Скоро, однако, Кира убедилась, что дальше улыбок и петушиного распускания хвоста дело не заходит, и успокоилась. С тех пор она никогда и не думала, что их совместной жизни может что-нибудь угрожать.
Все произошло совершенно неожиданно.
Кира забеременела во второй раз. Сказала ему, он обрадовался:
— Андрюшке напарник в самый раз. Очень ему нужен напарник, чтобы не рос эгоистом, чтобы не был центропупистом вообще?.. Вообще одного пацана в доме мало…
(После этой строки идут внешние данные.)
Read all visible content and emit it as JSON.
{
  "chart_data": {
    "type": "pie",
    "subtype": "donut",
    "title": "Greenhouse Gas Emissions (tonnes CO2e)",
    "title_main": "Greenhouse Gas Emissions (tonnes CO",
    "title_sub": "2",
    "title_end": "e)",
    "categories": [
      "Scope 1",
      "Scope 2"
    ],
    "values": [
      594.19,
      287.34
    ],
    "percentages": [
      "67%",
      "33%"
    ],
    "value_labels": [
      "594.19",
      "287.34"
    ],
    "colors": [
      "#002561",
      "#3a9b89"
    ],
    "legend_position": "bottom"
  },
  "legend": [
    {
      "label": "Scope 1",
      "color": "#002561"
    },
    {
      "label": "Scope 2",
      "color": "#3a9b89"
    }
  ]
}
Кира же считала, что Андрюшки ей вполне достаточно. Она ничего об этом не говорила, но думала именно так. Потому через некоторое время она сообщила Виктору Михайловичу, что врачи находят у нее какие-то серьезные отклонения от нормы и советуют прервать беременность.
Хабаров всполошился, он готов был поднять на ноги всю медицину. Но Кира, хотя и вздыхала, хотя и уверяла, что до смерти боится предпринимать какие-нибудь шаги, что до сих пор ей ужас как везло и не приходилось обращаться к врачам, сказала:
— Раз надо, то надо… Теперь не средневековье и риска, пожалуй, никакого нет… Хотя…
В конце концов Виктор Михайлович, жалея Киру, стал ее успокаивать:
— Не волнуйся. Я просто не знаю женщины, которая не прошла бы через это. Стоит ли так нервничать? Раз необходимо, раз иначе никак нельзя…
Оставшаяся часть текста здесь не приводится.